Application Challenges
In the context of EVTOL applications, maximising flight time is crucial. The Amprius SA88 cell addresses the challenge of optimising cell selection, duty cycle, and flight speed to enhance overall flight duration. High energy density is essential for extending drone flight times, particularly in demanding environments where every minute of airtime is critical. The ability to maintain performance under varying loads and temperatures is vital for ensuring mission success, especially in extreme conditions. Therefore, selecting the right battery cell is paramount to achieving optimal UAV performance and reliability.
Why this Cell
The Amprius SA88 cell is specifically designed to meet the demands of EVTOL applications. With a maximum continuous charge of 100 A, it ensures rapid energy replenishment, which is essential for maintaining high operational efficiency. The cell's volumetric energy density of 777 Wh/l places it in the top-quartile compared to the median of 542 Wh/l, allowing for longer flight times without increasing weight. This is particularly important for UAVs that require lightweight battery packs to enhance endurance. Furthermore, the gravimetric energy density of 356 Wh/kg is around the median, providing a balanced approach to energy storage and weight considerations, making it an ideal choice for UAV battery optimisation.

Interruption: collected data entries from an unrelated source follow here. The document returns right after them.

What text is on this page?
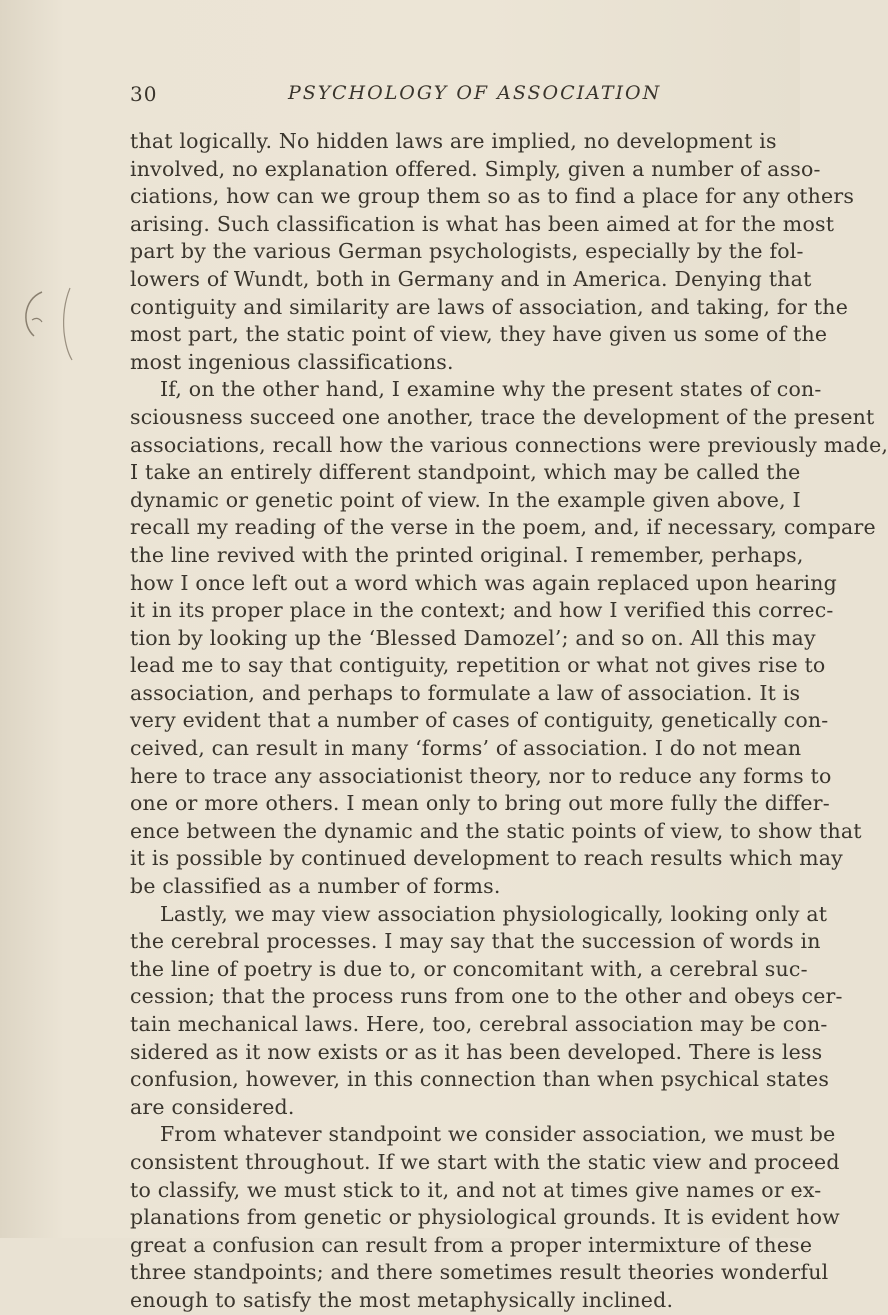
30	PSYCHOLOGY OF ASSOCIATION
that logically. No hidden laws are implied, no development is
involved, no explanation offered. Simply, given a number of asso-
ciations, how can we group them so as to find a place for any others
arising. Such classification is what has been aimed at for the most
part by the various German psychologists, especially by the fol-
lowers of Wundt, both in Germany and in America. Denying that
contiguity and similarity are laws of association, and taking, for the
most part, the static point of view, they have given us some of the
most ingenious classifications.
If, on the other hand, I examine why the present states of con-
sciousness succeed one another, trace the development of the present
associations, recall how the various connections were previously made,
I take an entirely different standpoint, which may be called the
dynamic or genetic point of view. In the example given above, I
recall my reading of the verse in the poem, and, if necessary, compare
the line revived with the printed original. I remember, perhaps,
how I once left out a word which was again replaced upon hearing
it in its proper place in the context; and how I verified this correc-
tion by looking up the ‘Blessed Damozel’; and so on. All this may
lead me to say that contiguity, repetition or what not gives rise to
association, and perhaps to formulate a law of association. It is
very evident that a number of cases of contiguity, genetically con-
ceived, can result in many ‘forms’ of association. I do not mean
here to trace any associationist theory, nor to reduce any forms to
one or more others. I mean only to bring out more fully the differ-
ence between the dynamic and the static points of view, to show that
it is possible by continued development to reach results which may
be classified as a number of forms.
Lastly, we may view association physiologically, looking only at
the cerebral processes. I may say that the succession of words in
the line of poetry is due to, or concomitant with, a cerebral suc-
cession; that the process runs from one to the other and obeys cer-
tain mechanical laws. Here, too, cerebral association may be con-
sidered as it now exists or as it has been developed. There is less
confusion, however, in this connection than when psychical states
are considered.
From whatever standpoint we consider association, we must be
consistent throughout. If we start with the static view and proceed
to classify, we must stick to it, and not at times give names or ex-
planations from genetic or physiological grounds. It is evident how
great a confusion can result from a proper intermixture of these
three standpoints; and there sometimes result theories wonderful
enough to satisfy the most metaphysically inclined.
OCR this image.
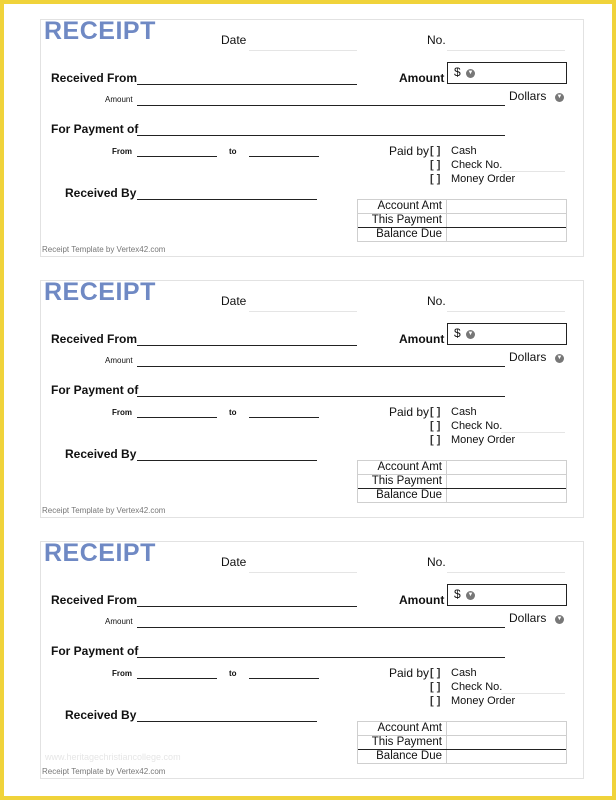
RECEIPT	Date	No.
Received From	Amount $ ▼
Amount	Dollars ▼
For Payment of
From	to	Paid by [ ] Cash
[ ] Check No.
[ ] Money Order
Received By
Account Amt
This Payment
Balance Due
Receipt Template by Vertex42.com
RECEIPT	Date	No.
Received From	Amount $ ▼
Amount	Dollars ▼
For Payment of
From	to	Paid by [ ] Cash
[ ] Check No.
[ ] Money Order
Received By
Account Amt
This Payment
Balance Due
Receipt Template by Vertex42.com
RECEIPT	Date	No.
Received From	Amount $ ▼
Amount	Dollars ▼
For Payment of
From	to	Paid by [ ] Cash
[ ] Check No.
[ ] Money Order
Received By
Account Amt
This Payment
Balance Due
Receipt Template by Vertex42.com
www.heritagechristiancollege.com
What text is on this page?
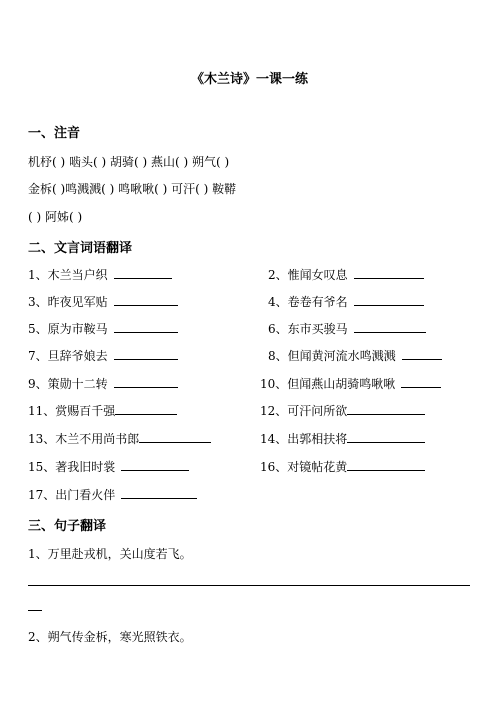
《木兰诗》一课一练
一、注音
机杼( ) 啮头( ) 胡骑( ) 燕山( ) 朔气( )
金柝( )鸣溅溅( ) 鸣啾啾( ) 可汗( ) 鞍鞯
( ) 阿姊( )
二、文言词语翻译
1、木兰当户织	2、惟闻女叹息
3、昨夜见军贴	4、卷卷有爷名
5、原为市鞍马	6、东市买骏马
7、旦辞爷娘去	8、但闻黄河流水鸣溅溅
9、策勋十二转	10、但闻燕山胡骑鸣啾啾
11、赏赐百千强	12、可汗问所欲
13、木兰不用尚书郎	14、出郭相扶将
15、著我旧时裳	16、对镜帖花黄
17、出门看火伴
三、句子翻译
1、万里赴戎机，关山度若飞。
2、朔气传金柝，寒光照铁衣。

How Model-Based Design Helps
Simulation and model-based design play a crucial role in optimising battery selection for UAV applications. By modelling load profiles, thermal behaviour, and voltage response, engineers can predict how the Amprius SA88 cell will perform under various conditions. This includes assessing heat generation during operation and determining usable energy across different flight profiles. Such simulations enable the identification of the most suitable battery cells for specific missions, ensuring that UAVs can achieve their required performance without risking battery failure. By leveraging cell-specific data, operators can make informed decisions that enhance mission reliability and efficiency.